Estavam os dois amigos bebendo em um tradicional bar da cidade, numa tarde de sábado ensolarada e quente. Eventualmente sentava à mesa algum amigo, conversava um pouco, saía, e assim as horas passavam.
Era um programa rotineiro, o que não significa que fosse entediante, ao contrário. Afinal, à medida que o teor alcoólico aumentava, sempre havia a possibilidade de surgirem novas emoções, condicionadas à disposição ou ao humor dos dois.
E foi o que aconteceu naquele dia. A tarde já estava avançada, o nível de embriaguez idem, os assuntos sérios já tinham acabado há muito tempo, enfim, o risco de algum curto-circuito aumentava perigosamente a cada nova rodada de bebida. Conversa vai, conversa vem e, em uma das inúmeras vezes em que o garçom foi chamado à mesa para servi-los, um dos amigos, logicamente o mais “animado”, chamou sua atenção acerca de alguma coisa que o havia desagradado.
Claro que o tom usado não foi nada gentil. O garçom, no final da longa jornada de trabalho, cansado e impaciente com o jeito nada calmo e já conhecido do cliente e sentindo-se injustiçado, alterou a voz, o que foi o bastante para desencadear uma reação agressiva do frequentador “enrosco”.
Pronto. A confusão estava armada. Começou o empurra-empurra de cadeiras, o cliente mais exaltado se levantando e o outro tentando segurá-lo, o garçom se aprumando para reagir aos ataques físicos que aparentemente não tardariam… enfim, o ambiente bélico estava incontrolável.
O amigo mais calmo e já acostumado aos arroubos de valentia do parceiro chegou a oferecer dinheiro ao garçom para dar fim à briga. Em vão. Este, indignado e raivoso, nem se deu ao trabalho de considerar a proposta.
Estava pronto para o que desse e viesse. Mesmo que isso causasse sua demissão. Era uma questão de honra. Se fosse a primeira vez, tudo bem.
Mas não, já estava cansado de ser tratado daquele jeito. Todos os sábados a mesma coisa.
Porém, após vários minutos de confusão, com direito a aplausos e gritaria de outros frequentadores, ironicamente, a briga terminou da maneira mais inusitada possível. Num dos rompantes verbais do brigão, ao se preparar com mais ênfase para proferir seus infindáveis impropérios, eis que, inesperadamente, algo pulou de sua boca e foi parar sabe-se lá onde. Ele, mais do que depressa, pôs a mão na boca para escondê-la e gritou, tão alto quanto sua vergonha permitiu: “Meus caninos!”
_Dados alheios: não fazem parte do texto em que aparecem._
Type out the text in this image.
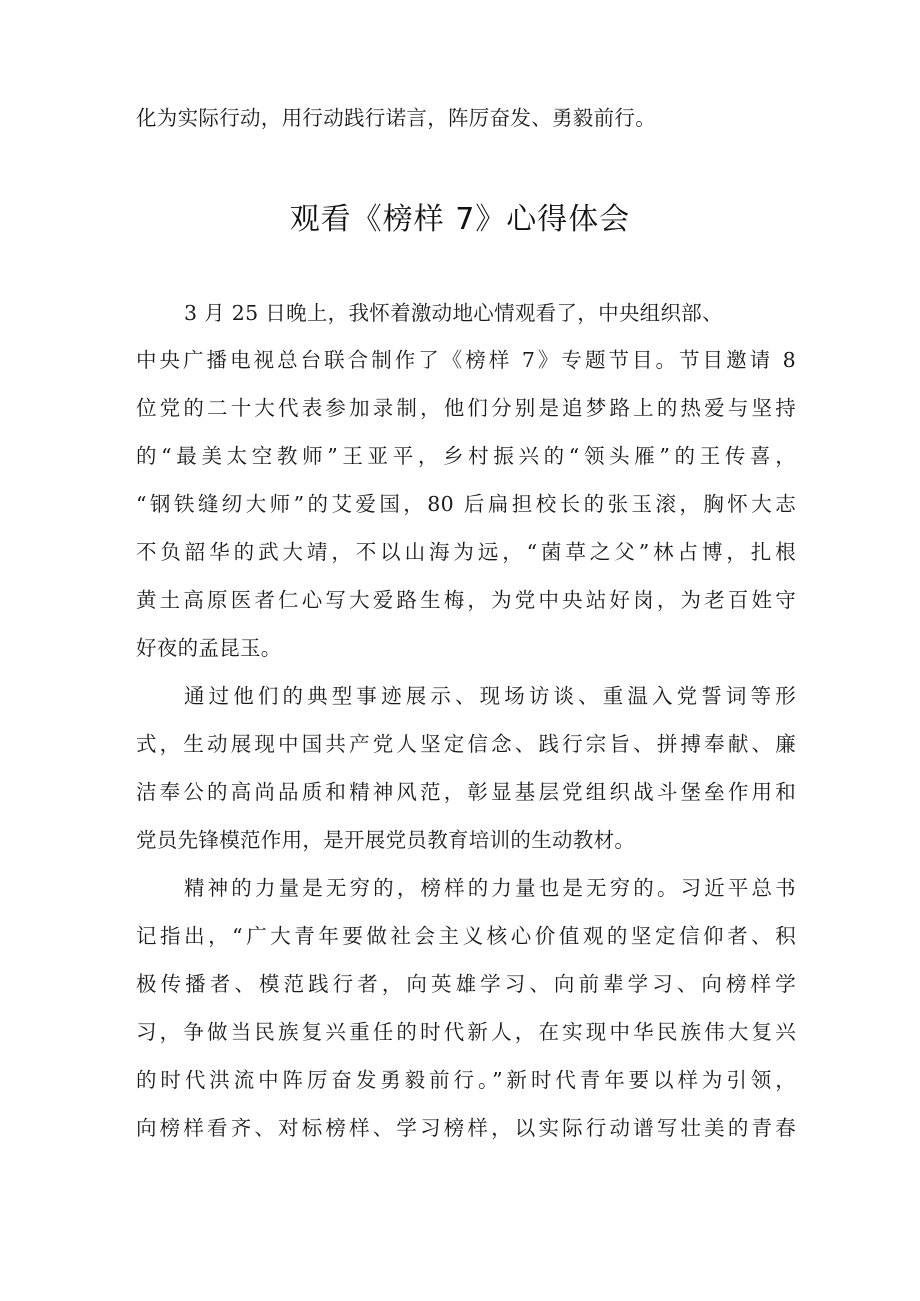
化为实际行动，用行动践行诺言，阵厉奋发、勇毅前行。
观看《榜样 7》心得体会
3 月 25 日晚上，我怀着激动地心情观看了，中央组织部、
中央广播电视总台联合制作了《榜样 7》专题节目。节目邀请 8
位党的二十大代表参加录制，他们分别是追梦路上的热爱与坚持
的“最美太空教师”王亚平，乡村振兴的“领头雁”的王传喜，
“钢铁缝纫大师”的艾爱国，80 后扁担校长的张玉滚，胸怀大志
不负韶华的武大靖，不以山海为远，“菌草之父”林占博，扎根
黄土高原医者仁心写大爱路生梅，为党中央站好岗，为老百姓守
好夜的孟昆玉。
通过他们的典型事迹展示、现场访谈、重温入党誓词等形
式，生动展现中国共产党人坚定信念、践行宗旨、拼搏奉献、廉
洁奉公的高尚品质和精神风范，彰显基层党组织战斗堡垒作用和
党员先锋模范作用，是开展党员教育培训的生动教材。
精神的力量是无穷的，榜样的力量也是无穷的。习近平总书
记指出，“广大青年要做社会主义核心价值观的坚定信仰者、积
极传播者、模范践行者，向英雄学习、向前辈学习、向榜样学
习，争做当民族复兴重任的时代新人，在实现中华民族伟大复兴
的时代洪流中阵厉奋发勇毅前行。”新时代青年要以样为引领，
向榜样看齐、对标榜样、学习榜样，以实际行动谱写壮美的青春
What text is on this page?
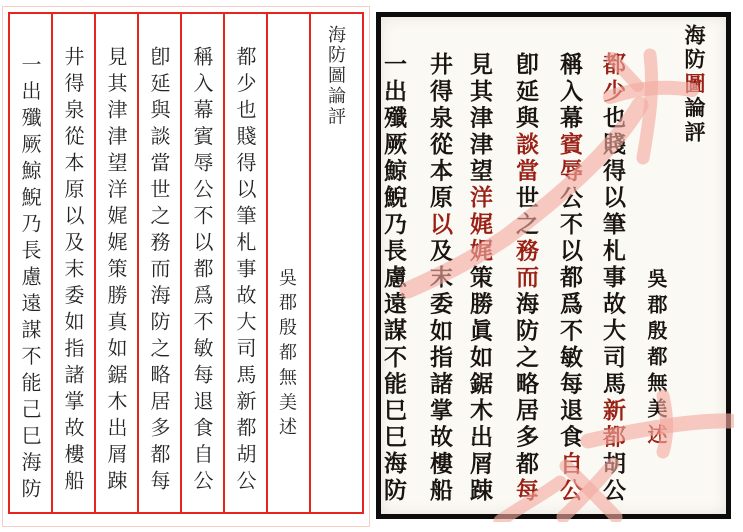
海防圖論評
吳郡殷都無美述
都少也賤得以筆札事故大司馬新都胡公
稱入幕賓辱公不以都爲不敏每退食自公
卽延與談當世之務而海防之略居多都每
見其津津望洋娓娓策勝真如鋸木出屑踈
井得泉從本原以及末委如指諸掌故樓船
一出殲厥鯨鯢乃長慮遠謀不能己巳海防
海防圖論評
吳郡殷都無美述
都少也賤得以筆札事故大司馬新都胡公
稱入幕賓辱公不以都爲不敏每退食自公
卽延與談當世之務而海防之略居多都每
見其津津望洋娓娓策勝眞如鋸木出屑踈
井得泉從本原以及末委如指諸掌故樓船
一出殲厥鯨鯢乃長慮遠謀不能巳巳海防
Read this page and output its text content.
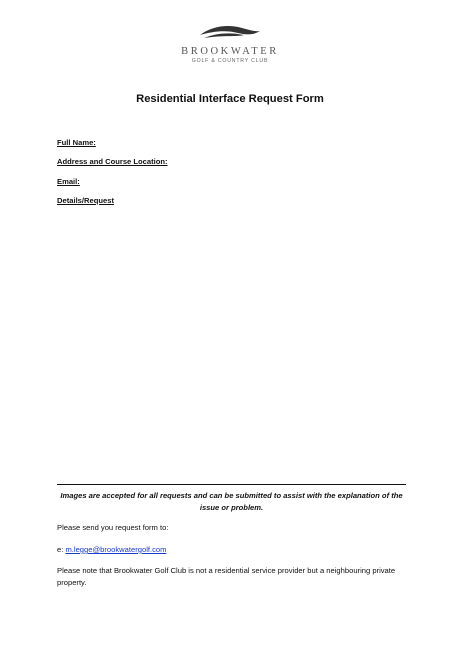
BROOKWATER
GOLF & COUNTRY CLUB
Residential Interface Request Form
Full Name:
Address and Course Location:
Email:
Details/Request
Images are accepted for all requests and can be submitted to assist with the explanation of the issue or problem.
Please send you request form to:
e: m.legge@brookwatergolf.com
Please note that Brookwater Golf Club is not a residential service provider but a neighbouring private property.
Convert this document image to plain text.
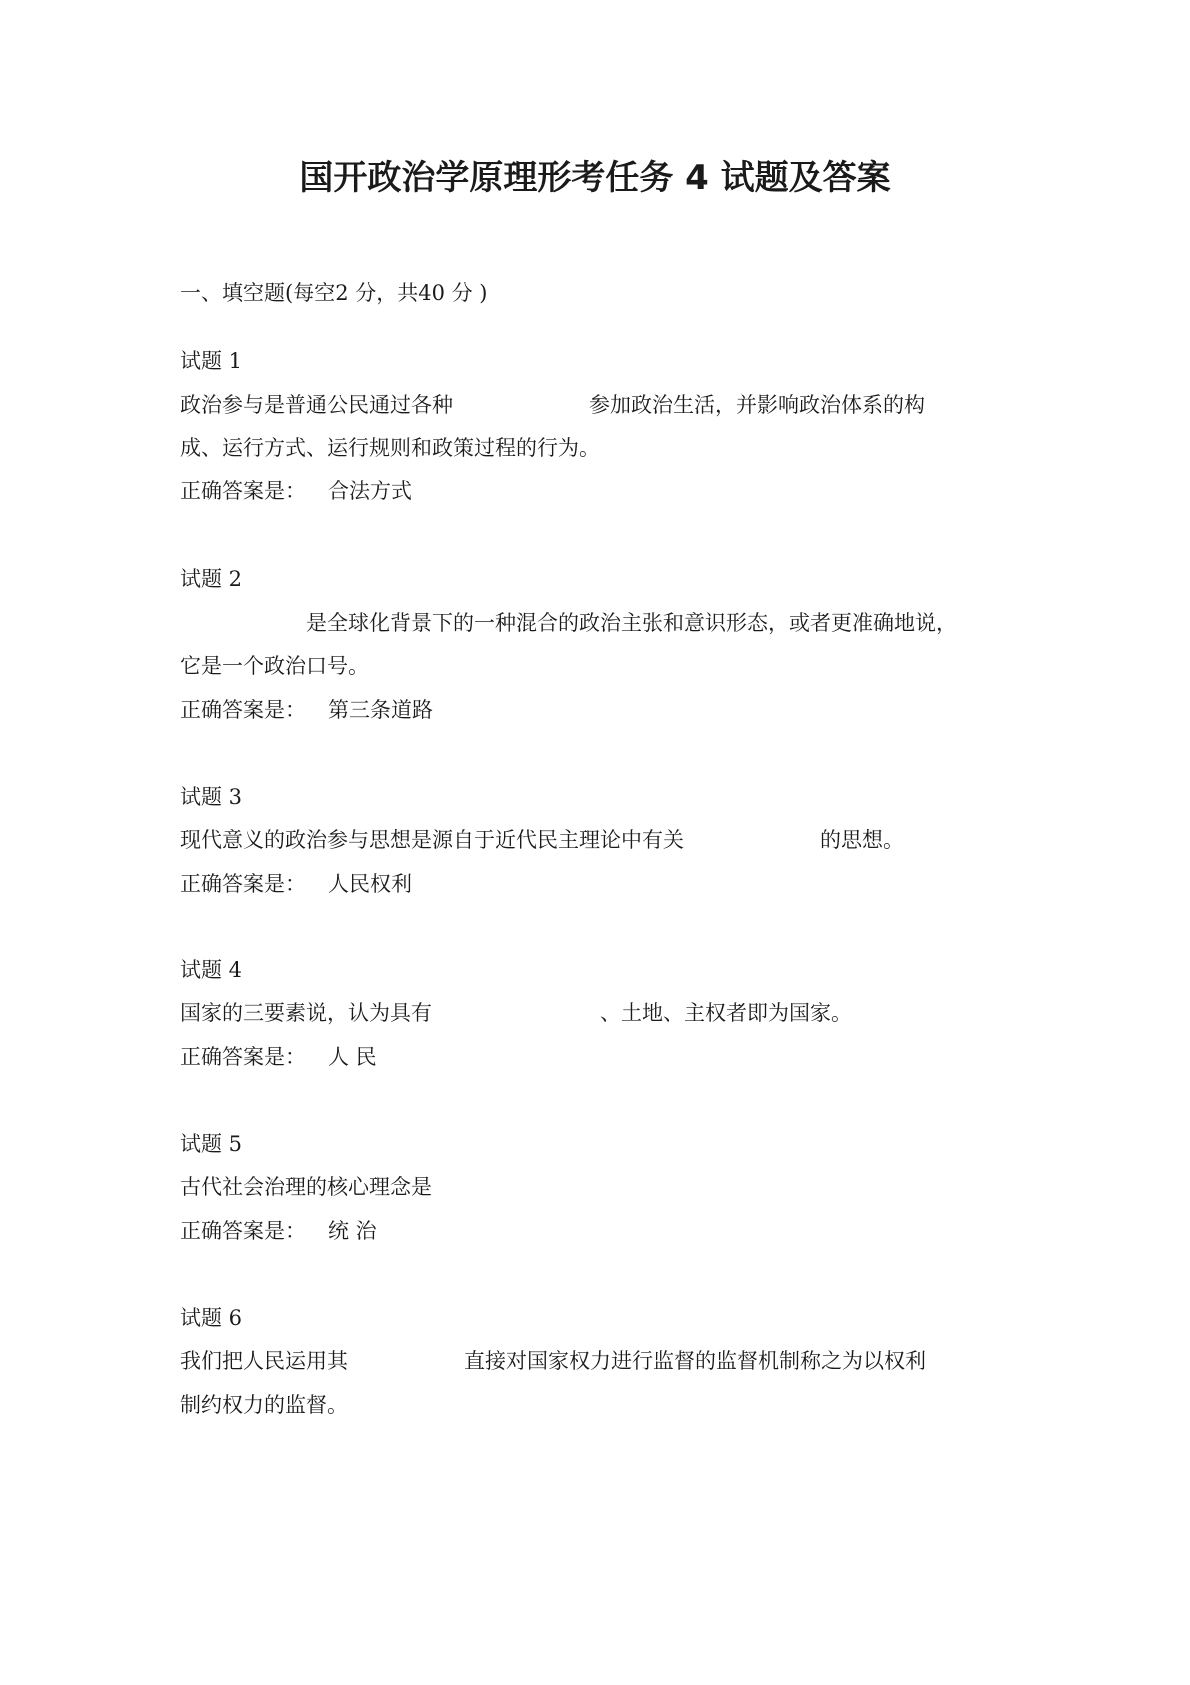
国开政治学原理形考任务 4 试题及答案
一、填空题(每空2 分，共40 分 )
试题 1
政治参与是普通公民通过各种	参加政治生活，并影响政治体系的构
成、运行方式、运行规则和政策过程的行为。
正确答案是： 合法方式
试题 2
是全球化背景下的一种混合的政治主张和意识形态，或者更准确地说，
它是一个政治口号。
正确答案是： 第三条道路
试题 3
现代意义的政治参与思想是源自于近代民主理论中有关	的思想。
正确答案是： 人民权利
试题 4
国家的三要素说，认为具有	、土地、主权者即为国家。
正确答案是： 人 民
试题 5
古代社会治理的核心理念是
正确答案是： 统 治
试题 6
我们把人民运用其	直接对国家权力进行监督的监督机制称之为以权利
制约权力的监督。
Resultado: o amigo, instantaneamente lúcido e solidário com a situação de extrema fragilidade e exposição que havia se instalado, não pestanejou: partiu com carga total para cima do garçom, oferecendo-lhe o triplo do que havia oferecido para acabar com a briga, dessa vez para procurar os caninos do coitado do amigo, já sentado numa das poucas cadeiras intactas, prostrado e derrotado, não pelo garçom, mas pelos próprios dentes. Ou seja, estava há tempos dormindo com o inimigo, na sua santa inocência.
Enfim, depois de muita procura, durante a qual o amigo fiel obrigou-se a, solidariamente, ficar de quatro por vários e vários minutos, tentando em vão disfarçar o constrangimento e, o pior, à mercê dos olhares curiosos e dos gracejos indiscretos dos outros clientes, eis que, finalmente, os caninos foram encontrados. E por quem? Ninguém mais, ninguém menos do que o garçom! Precisava ser logo ele? Tinha que sofrer mais essa humilhação? O destino precisava ser mais irônico?
Bem, caninos encontrados, pagamento efetuado (merecidamente, claro), os dois amigos, assolados pela situação vexatória que aquele fim de tarde de sábado lhes proporcionou, foram embora, cada um para sua casa, tratar da ressaca que estava por vir. Mais moral do que física, diga-se de passagem.
Restava, para o sábado seguinte, encontrar outro bar para beber. Aquele de sempre ficaria suspenso por um bom tempo. Justificadamente.